In the following years, Matey Preobrazhenski travelled to Istanbul, Jerusalem, Russia, Bessarabia and Wallachia. In 1862, he cast off the cassock and joined the First Bulgarian Legion in Belgrade, Serbia. In the following year he headed a small detachment which entered Bulgaria, fought an Ottoman detachment and won. In the same year he was actively involved in social work: he became a priest again and travelled around the region of Veliko Tarnovo as a preacher and book vendor: besides spreading hagiographies and other Christian books, he also carried patriotic books such as Istoriya Slavyanobolgarskaya, O Asenu Pervago, etc. He supported the local population by appointing village teachers, founding community centres (chitalishta), producing theatrical plays, organising agricultural associations, issuing own books, etc.
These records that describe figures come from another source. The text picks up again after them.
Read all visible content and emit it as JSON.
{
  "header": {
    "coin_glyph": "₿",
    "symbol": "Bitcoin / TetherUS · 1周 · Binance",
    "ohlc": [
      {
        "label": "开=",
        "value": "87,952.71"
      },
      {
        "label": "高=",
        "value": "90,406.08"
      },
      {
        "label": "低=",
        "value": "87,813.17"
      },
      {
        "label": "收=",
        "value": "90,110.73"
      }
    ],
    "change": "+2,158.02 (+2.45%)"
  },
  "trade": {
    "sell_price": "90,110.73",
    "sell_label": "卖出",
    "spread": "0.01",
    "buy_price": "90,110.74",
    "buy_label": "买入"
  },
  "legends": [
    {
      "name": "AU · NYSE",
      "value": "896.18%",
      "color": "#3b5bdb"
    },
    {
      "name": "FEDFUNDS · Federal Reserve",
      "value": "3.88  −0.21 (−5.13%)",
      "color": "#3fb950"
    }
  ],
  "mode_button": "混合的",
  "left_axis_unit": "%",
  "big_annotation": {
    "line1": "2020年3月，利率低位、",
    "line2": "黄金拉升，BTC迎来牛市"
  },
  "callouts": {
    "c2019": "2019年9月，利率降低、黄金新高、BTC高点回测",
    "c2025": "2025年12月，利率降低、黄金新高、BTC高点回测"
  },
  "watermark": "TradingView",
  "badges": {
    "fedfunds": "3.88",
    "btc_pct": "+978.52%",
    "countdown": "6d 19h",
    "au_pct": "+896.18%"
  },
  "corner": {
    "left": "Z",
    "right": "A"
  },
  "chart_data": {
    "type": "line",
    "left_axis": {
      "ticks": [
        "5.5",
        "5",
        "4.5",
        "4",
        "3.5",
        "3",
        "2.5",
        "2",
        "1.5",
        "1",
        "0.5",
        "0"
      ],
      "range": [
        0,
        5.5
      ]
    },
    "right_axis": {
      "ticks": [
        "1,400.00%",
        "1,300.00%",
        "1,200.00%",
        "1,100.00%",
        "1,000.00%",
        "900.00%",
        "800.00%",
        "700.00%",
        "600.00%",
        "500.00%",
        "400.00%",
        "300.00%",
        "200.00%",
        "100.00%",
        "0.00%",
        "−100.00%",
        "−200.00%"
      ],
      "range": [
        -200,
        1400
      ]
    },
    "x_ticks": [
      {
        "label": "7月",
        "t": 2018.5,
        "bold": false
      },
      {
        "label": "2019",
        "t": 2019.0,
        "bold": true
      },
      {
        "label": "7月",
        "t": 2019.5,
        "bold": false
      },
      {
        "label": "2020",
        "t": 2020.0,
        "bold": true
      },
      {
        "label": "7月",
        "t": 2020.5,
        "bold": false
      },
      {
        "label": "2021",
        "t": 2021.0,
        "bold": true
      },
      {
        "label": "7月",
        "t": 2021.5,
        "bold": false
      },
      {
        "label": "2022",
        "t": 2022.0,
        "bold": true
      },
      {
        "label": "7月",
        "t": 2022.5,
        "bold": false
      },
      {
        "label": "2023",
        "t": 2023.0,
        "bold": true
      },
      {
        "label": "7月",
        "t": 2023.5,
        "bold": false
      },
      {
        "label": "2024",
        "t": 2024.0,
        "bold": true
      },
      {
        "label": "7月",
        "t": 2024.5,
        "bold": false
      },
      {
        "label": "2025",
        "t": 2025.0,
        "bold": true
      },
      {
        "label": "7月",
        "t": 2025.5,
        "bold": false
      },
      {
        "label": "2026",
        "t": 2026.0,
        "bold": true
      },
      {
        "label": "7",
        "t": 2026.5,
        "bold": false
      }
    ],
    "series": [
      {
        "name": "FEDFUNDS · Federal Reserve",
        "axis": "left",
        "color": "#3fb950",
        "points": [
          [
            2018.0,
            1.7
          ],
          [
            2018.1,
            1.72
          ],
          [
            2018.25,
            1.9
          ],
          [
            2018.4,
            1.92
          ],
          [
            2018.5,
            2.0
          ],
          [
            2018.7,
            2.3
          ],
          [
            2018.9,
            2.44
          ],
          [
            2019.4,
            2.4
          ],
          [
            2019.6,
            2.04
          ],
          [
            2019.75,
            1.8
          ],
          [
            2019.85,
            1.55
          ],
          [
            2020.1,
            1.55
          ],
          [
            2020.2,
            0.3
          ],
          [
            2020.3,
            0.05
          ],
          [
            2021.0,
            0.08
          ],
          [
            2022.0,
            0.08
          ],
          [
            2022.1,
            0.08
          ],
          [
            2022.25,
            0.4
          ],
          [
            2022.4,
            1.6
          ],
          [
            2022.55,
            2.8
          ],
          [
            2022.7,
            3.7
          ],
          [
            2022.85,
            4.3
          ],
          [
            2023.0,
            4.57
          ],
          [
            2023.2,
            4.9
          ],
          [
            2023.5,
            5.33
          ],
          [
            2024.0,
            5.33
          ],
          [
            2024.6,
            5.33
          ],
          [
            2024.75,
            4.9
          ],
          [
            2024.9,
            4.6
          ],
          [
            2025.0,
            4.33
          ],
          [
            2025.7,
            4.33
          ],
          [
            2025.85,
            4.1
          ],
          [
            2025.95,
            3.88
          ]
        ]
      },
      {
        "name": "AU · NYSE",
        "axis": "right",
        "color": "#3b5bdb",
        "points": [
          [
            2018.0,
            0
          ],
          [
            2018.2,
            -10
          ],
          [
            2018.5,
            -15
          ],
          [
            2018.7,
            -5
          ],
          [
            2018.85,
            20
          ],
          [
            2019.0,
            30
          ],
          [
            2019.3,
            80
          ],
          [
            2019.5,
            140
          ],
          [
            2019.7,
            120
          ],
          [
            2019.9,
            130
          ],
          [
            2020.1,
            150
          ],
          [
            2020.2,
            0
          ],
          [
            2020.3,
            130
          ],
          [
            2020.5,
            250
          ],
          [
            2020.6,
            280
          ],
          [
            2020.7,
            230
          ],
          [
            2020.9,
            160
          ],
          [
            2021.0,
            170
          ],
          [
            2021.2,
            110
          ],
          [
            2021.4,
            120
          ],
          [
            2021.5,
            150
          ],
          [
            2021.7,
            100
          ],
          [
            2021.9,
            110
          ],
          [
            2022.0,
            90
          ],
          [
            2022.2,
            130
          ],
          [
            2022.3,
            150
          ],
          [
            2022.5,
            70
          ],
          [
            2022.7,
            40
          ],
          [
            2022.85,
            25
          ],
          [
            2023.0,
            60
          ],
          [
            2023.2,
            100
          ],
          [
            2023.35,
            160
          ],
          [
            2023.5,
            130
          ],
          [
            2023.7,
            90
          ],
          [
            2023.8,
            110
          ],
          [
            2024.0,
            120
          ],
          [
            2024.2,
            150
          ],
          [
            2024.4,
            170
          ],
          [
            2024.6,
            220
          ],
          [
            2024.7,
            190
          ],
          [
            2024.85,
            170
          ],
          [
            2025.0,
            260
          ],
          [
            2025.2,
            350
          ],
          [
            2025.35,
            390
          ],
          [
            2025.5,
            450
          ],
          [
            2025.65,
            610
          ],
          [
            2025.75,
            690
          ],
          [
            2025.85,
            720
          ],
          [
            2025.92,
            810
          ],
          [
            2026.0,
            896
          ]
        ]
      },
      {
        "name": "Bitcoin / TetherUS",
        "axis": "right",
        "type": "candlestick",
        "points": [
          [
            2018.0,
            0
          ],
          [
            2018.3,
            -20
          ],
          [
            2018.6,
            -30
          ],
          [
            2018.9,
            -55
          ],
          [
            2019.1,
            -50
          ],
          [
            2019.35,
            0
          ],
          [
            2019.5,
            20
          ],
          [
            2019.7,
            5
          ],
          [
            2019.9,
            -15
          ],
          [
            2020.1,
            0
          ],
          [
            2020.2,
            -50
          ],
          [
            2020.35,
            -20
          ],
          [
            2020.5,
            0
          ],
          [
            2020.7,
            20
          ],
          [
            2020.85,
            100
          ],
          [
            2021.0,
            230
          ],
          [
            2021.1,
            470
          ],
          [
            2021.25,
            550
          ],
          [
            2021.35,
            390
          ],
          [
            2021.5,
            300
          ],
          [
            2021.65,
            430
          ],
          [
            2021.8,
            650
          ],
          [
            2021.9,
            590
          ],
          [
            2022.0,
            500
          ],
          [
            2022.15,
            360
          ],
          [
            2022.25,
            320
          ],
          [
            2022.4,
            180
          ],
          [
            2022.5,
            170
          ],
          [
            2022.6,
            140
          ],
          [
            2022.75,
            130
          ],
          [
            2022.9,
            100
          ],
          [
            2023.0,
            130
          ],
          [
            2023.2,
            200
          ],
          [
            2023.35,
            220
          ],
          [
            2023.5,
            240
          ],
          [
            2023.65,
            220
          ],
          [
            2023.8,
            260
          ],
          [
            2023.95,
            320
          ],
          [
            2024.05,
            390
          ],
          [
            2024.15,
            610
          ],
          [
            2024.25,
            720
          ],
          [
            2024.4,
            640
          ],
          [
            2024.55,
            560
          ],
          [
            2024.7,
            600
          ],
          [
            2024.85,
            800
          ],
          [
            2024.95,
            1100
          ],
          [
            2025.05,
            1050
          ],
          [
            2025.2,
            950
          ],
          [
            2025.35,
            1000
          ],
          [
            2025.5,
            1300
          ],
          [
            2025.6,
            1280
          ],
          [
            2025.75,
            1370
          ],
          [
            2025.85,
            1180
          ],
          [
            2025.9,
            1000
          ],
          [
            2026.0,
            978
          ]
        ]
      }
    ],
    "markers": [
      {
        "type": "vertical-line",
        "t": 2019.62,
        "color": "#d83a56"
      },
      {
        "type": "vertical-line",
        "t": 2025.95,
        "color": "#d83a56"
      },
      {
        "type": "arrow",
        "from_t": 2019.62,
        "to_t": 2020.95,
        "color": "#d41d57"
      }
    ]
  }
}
In 1869, Matey Preobrazhenski accompanied Vasil Levski on his tour across Bulgaria. Thanks to Father Matey's good relations with the locals, the two were able to establish a number of revolutionary committees, part of Levski's Internal Revolutionary Organisation. From that point on, Father Matey took an active part in the revolutionary work by carrying the organisation's secret mail and weaponry and accompanying Levski and Angel Kanchev on their journeys. In his native village of Novo Selo he built a committee inn to be used by the organisation's members. After Levski's capture and death in 1873, Matey Preobrazhenski continued to work for the Liberation of Bulgaria. He died on 1 March 1875 in his native village, before he could see the work of his life completed with the April Uprising of 1876 and the Russo-Turkish War of 1877–1878.